Rupert Peyton submitted an article to The Plain Dealing Progress April 11, 1947 issue about “Mamma” Gray, Grand Old Lady who was about to celebrate her 85th birthday. His article is reprinted here in part.
“That was the year that Roosevelt the First shook his big stick, an earthquake shook San Francisco, the boll weevil crossed the Rio Grande and cotton rose to ten cents a pound. That was the year that the cyclone tore Gilliam and Bolinger to splinters, blew down Uncle Hi Simpkins’ barn, tore up Papa’s back rail fence and, incidentally killed several people. That was the year they put the mosque dome on the Plain Dealing bank, the Great Van Amburg Circus came to town. Old Man Winn got drunk and make himself a spectacle of supine inebriation on the roadside, where he was viewed with varying degrees of horror by the pious brethren and sisters of Walker’s Chapel and Old Salem.”
“That was the year I met Miss Mollie.”
“I am just one of a million persons who have met this Grand Old Lady of North Louisiana, South Arkansas and parts thereabouts, but my first meeting with Miss Mollie was a bit unusual. For the sake of the newcomers to the land of Ark-La-Tex, ‘Miss Mollie’ is none other than Mrs. Mollie Banks Curry Gray. But if you have lived in these parts for an appreciable time you already know that. Although Mrs. Gray claims Plain Dealing as her habitat, all North Louisiana lays some sort of claim to her citizenship, for she is at home in any part of the area that she goes.”

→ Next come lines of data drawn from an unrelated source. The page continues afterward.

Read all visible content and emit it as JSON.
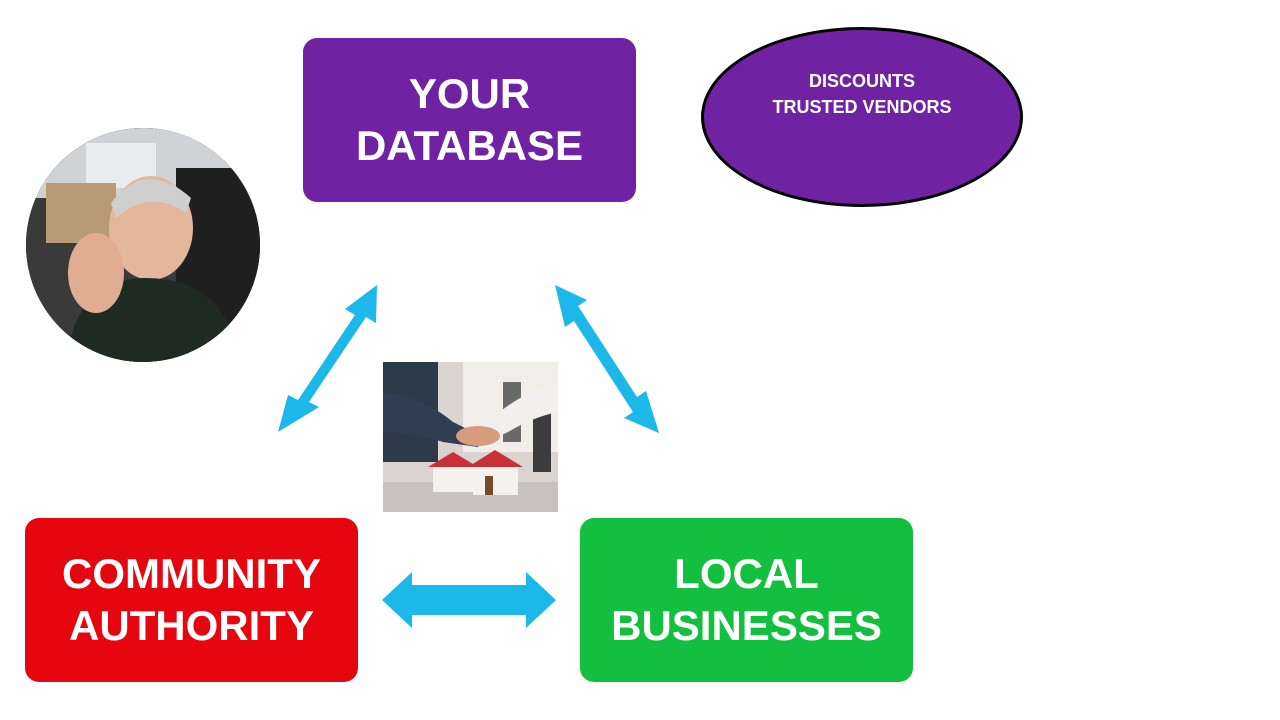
{
  "boxes": {
    "database": {
      "line1": "YOUR",
      "line2": "DATABASE",
      "color": "#6f22a2"
    },
    "community": {
      "line1": "COMMUNITY",
      "line2": "AUTHORITY",
      "color": "#e5060f"
    },
    "local": {
      "line1": "LOCAL",
      "line2": "BUSINESSES",
      "color": "#13bf3f"
    }
  },
  "oval": {
    "line1": "DISCOUNTS",
    "line2": "TRUSTED VENDORS",
    "color": "#6f22a2"
  },
  "arrow_color": "#1cb8ea",
  "images": {
    "presenter": "presenter-webcam-photo",
    "center": "handshake-house-model-photo"
  }
}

“On that day fate brought me in contact with Miss Mollie for the first time. I was a very small boy who had come to town to purchase a brand new suit of clothes which, if the cotton crop was good enough occurred once a year about ginning time. As the boll weevil had not crossed the Smith and Wesson line from Texas, the crop that year was good enough to afford me a $3.50 hand-me-down at Mr. Frank Kirthley’s store. After I became the proud possessor of said suit, with caop to match, I had to stroll in my finery down Palmetto Avenue. (Yes, there’s a Palmetto Avenue in Plain Dealing, but nary a palmetto grows on it.) I came to the site where they were building the bank. I was fascinated by the dome which was quite incongruous to the scene—Mohammedan architecture in a citadel of Baptists, Methodists and Presbyterians.”
“As I gazed upon this unusual piece of structure, two boys bent upon deviltry approached me, snatched my cop and fled. I pursued them, yelling my indignation as loudly as possible. My tormentors were having the time of their lives when suddenly a sharp command spoiled their malicious fun.”
“’Give back that boy’s cap!,’ a woman’s voice rang out with authority. With a meek ‘Yes, Miss Mollie,’ the lads returned my cap.”